Le torchon continue de se consumer lentement entre les ex-alliés politiques de la majorité présidentielle ivoirienne. Tandis que le parti RHDP, mené par le RDR d'Alassane Ouattara, affirme que les élections locales du 13 octobre se passeront avec l'actuelle Commission électorale indépendante pour la superviser. Le PDCI d'Henri Kona Bédié réclame comme l'ensemble de l'opposition la refonte de la CEI avant ce scrutin. Ce jeudi, ce sont les jeunes PDCI qui en ont fait leur mot d'ordre.

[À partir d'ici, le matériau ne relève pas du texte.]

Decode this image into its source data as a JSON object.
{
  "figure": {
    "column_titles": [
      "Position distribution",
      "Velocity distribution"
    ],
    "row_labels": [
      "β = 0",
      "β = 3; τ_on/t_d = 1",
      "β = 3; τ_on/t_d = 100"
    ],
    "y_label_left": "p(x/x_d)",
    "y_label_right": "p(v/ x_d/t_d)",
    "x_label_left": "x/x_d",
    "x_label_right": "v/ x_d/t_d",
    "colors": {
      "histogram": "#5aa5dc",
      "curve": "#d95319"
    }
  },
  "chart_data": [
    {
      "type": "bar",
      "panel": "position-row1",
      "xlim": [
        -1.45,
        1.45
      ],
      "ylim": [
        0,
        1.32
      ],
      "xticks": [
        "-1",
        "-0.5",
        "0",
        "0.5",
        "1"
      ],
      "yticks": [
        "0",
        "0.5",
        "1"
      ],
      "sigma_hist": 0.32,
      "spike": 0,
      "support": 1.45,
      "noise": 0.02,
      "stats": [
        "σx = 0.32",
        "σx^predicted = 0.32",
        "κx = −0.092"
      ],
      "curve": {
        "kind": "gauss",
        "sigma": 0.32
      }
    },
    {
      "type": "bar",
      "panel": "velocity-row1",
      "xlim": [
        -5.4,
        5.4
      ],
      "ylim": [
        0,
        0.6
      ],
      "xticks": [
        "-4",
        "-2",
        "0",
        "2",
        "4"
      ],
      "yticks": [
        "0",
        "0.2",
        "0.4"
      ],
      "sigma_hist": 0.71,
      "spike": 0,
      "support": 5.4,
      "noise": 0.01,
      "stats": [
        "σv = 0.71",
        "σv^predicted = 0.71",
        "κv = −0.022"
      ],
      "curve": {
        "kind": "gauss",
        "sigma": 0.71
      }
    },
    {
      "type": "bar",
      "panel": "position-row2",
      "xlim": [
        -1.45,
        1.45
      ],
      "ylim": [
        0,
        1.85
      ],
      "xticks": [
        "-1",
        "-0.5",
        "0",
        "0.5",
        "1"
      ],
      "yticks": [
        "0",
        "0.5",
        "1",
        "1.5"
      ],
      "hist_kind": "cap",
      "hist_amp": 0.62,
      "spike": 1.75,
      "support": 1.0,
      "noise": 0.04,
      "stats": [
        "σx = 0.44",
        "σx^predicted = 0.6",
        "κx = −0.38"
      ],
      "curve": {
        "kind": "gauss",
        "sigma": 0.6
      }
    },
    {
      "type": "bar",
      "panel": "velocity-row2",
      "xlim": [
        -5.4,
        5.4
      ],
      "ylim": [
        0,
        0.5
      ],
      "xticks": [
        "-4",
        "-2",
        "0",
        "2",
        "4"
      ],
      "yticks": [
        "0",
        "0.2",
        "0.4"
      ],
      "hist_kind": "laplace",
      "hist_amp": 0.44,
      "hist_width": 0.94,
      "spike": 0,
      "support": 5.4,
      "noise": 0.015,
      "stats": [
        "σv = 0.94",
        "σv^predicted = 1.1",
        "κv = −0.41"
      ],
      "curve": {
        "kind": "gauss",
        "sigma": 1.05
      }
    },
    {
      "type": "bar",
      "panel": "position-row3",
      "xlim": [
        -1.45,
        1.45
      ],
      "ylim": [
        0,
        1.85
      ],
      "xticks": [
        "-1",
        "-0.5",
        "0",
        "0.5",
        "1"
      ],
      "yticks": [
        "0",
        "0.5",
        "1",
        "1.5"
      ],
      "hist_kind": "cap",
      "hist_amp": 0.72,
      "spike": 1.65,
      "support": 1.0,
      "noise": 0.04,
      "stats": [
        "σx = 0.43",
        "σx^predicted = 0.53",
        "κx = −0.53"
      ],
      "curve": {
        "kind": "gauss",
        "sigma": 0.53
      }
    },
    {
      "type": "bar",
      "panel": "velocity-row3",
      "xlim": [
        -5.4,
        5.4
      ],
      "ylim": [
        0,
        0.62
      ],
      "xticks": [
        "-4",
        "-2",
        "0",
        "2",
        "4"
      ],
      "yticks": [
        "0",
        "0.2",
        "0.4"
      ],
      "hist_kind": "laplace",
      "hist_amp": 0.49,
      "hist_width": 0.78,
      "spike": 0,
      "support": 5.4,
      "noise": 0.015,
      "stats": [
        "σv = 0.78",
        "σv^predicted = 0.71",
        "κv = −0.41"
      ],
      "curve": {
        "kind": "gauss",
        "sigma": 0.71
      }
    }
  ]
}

Pour les jeunes du PDCI, le parti est prêt à aller aux élections, mais pas dans n’importe quelle condition. Et si cette position est l'antichambre de ce que pense la direction nationale du parti, la hache de guerre est définitivement déterrée entre le parti de Henri Konan Bédié et l'union de la majorité conduite par Ouattara à propos de la réforme de la Commission électorale indépendante.

« Nous disons que ces élections n’auront pas lieu et ne doivent pas avoir lieu, déclare, en effet, Valentin Kouassi, président de la jeunesse urbaine PDCI. Les dirigeants n’ont pas intérêt à ce qu’il y ait des troubles dans le pays. Ils sont garants de la stabilité de la nation. Et donc quand on doit engager quelque chose et que le peuple n’est pas en phase, vous devez avoir une oreille attentive. Nous n’allons pas nous arrêter à une conférence de presse. Nous allons utiliser d’autres moyens, tels que les sit-in, les marches s’il en faut pour que notre message passe. Et nous leur demandons d’avoir la sagesse, de penser que la vie des Ivoiriens dépend de leurs agissements et de prendre la bonne décision. Et la bonne décision, c’est de reporter les élections et réformer la CEI ».

Seul hic dans ce discours va-t-en-guerre, si la Commission électorale indépendante actuelle est insupportable aux yeux du PDCI, alors pourquoi ne pas en retirer ses propres membres pour rendre l'institution inopérante ? A cette question, le jeune tribun est resté assez silencieux.